Bugün savunma sanayisinde yurt dışına İHA ve SİHA'lar ihraç eden, tank ve helikopter üretimi konusunda büyük atılımlar içinde olan Türkiye'nin tarımda her ne kadar 'çok geliştik' denilse de, yaşanan durumu kabul etmek, normal saymak mümkün değildir.
Herşeyden önce tarım gıda demek, insan hayatı demek, yaşam kaynağı demektir.

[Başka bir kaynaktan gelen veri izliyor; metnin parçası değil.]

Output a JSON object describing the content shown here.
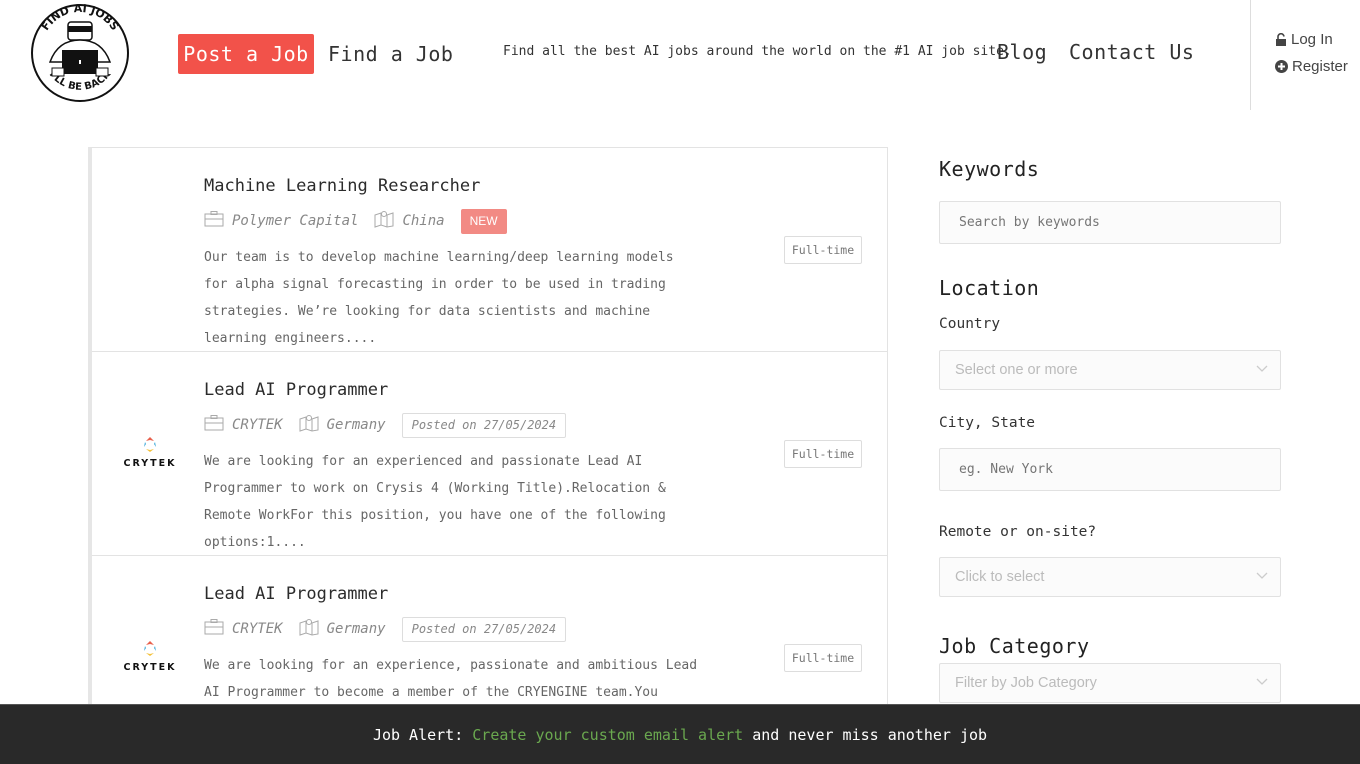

Sanayi yarışını, teknoloji yarışını, siber rekabetini bir noktaya götüren dünya ülkeleri, eninde sonunda dönüp, hayattaki en stratejik alanın tarım olduğunda birleşecekler.
Gıdanın, suyun yeri geldiğinde bir silah gibi kullanılabileceğini de gördük, görmeye devam edeceğiz.
O nedenle, tarımın bütün alt sektörlerinde, ticaretinde, ihracatında ne kadar yol alırsak alalım, bunu ne başarı ne de yeterli göremeyiz.
Türkiye'yi ta göbeğinden tarıma bağlayan çok önemli bir gerekçe daha var. Köylerde ve kasabalarda yaşayan, tarıma can veren milyonları köyünde, kasabasında, ovasında, yaylasında tutmak.
Giderek büyüyen, büyüdükçe hiç kimseye huzur getirmeyen metropollerin, artık iyice şiştiğini, bir çok konuda patlamaya yakın bir noktada olduğunu da görmemiz lazım.
Köylerde ve kasabalarda sadece yaşlıların hayat sürdüğü bir tablonun belgesel estetiği olsa da gerçek yaşamla çok uyumlu olduğunu söylemek zor. En az büyük şehirler kadar, bu ülkenin köyleri ve kasabaları da cıvıl cıvıl hayat kaynamalı...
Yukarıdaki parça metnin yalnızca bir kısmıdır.